One day, he spoke up.
“Listen, I’m tired of you guys asking me about Las Vegas,” he said. “You know colored people can’t go to the hotels there or the casinos. It’s a thorn in my side, so don’t ask me about that.”
The doctors fell silent. “That embarrassed all those who heard it,” Robert remembered years later. “They had a guilt feeling that they were a part of that. This is the way I perceived it anyway. Maybe they didn’t give a nickel. I don’t know.”
The doctors stopped asking him about Vegas, but that didn’t mean he stopped thinking about it, wishing for it.

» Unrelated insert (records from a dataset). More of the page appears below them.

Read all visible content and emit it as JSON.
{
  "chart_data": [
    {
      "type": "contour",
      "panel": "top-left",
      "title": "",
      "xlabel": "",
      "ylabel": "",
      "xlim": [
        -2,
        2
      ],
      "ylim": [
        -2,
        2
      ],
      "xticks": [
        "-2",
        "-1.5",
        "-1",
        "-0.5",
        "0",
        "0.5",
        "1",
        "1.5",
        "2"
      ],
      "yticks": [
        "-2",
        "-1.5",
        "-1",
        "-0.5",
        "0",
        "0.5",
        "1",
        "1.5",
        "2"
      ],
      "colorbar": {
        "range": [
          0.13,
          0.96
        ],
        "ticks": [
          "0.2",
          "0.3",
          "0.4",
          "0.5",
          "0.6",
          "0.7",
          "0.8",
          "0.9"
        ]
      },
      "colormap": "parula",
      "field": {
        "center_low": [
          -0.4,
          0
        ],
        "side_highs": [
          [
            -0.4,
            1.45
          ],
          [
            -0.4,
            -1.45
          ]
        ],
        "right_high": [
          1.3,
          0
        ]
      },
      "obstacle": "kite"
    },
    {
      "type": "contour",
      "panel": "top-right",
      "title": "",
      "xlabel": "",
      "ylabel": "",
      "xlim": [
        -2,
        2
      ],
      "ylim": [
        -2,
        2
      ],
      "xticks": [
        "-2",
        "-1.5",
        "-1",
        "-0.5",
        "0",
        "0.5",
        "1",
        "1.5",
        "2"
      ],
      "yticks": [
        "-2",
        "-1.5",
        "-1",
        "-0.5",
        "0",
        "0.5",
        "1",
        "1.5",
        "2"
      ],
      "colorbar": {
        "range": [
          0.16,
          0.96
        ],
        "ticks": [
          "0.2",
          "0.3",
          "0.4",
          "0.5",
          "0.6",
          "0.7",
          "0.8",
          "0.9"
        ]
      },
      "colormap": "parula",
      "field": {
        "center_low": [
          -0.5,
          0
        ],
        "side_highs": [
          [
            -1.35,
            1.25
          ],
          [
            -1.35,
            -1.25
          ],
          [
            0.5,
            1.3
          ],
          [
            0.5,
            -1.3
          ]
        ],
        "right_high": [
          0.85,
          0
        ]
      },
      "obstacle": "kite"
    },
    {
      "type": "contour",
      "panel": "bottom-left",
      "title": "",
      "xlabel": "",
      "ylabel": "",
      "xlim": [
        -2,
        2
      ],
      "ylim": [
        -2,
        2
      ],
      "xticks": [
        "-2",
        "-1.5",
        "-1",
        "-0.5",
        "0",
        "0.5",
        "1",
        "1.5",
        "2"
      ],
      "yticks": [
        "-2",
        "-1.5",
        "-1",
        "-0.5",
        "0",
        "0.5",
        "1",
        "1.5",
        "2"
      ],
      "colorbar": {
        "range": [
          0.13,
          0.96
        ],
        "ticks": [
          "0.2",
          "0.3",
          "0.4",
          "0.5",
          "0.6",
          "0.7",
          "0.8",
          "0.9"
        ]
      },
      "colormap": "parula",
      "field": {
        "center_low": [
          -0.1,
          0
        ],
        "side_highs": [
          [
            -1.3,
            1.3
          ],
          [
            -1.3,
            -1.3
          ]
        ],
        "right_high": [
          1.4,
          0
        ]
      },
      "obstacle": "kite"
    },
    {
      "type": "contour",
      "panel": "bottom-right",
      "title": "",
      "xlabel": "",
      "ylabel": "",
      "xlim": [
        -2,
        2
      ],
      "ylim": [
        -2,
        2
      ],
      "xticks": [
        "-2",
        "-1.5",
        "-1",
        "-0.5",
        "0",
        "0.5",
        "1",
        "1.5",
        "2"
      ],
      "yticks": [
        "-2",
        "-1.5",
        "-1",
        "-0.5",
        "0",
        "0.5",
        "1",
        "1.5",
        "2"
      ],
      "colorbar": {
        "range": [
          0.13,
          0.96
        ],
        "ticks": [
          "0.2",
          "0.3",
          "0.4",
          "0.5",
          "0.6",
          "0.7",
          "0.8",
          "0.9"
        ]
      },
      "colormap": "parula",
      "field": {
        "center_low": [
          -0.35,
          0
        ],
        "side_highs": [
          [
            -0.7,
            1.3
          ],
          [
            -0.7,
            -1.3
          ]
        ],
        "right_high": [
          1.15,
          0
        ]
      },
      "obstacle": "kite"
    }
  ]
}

Over time, Robert began hearing rumors about blacks protesting their exclusion from Las Vegas and that the city might be opening up. He went to two doctor friends of his, one a brother of his classmate Dr. Beale back in Houston, and another, Dr. Jackson, who had both gotten into hospital management and seemed always to know the latest.
He asked them what they’d heard about Vegas.
“Is it true that blacks can go there now?”
“I ain’t heard that, Bob,” Dr. Jackson said.
They had, however, heard that there was a colored man in Vegas who people said was helping get colored people into a few of the hotels and casinos.
“I tell you what you do,” Dr. Jackson said. “Why don’t you call Jimmy Gay?”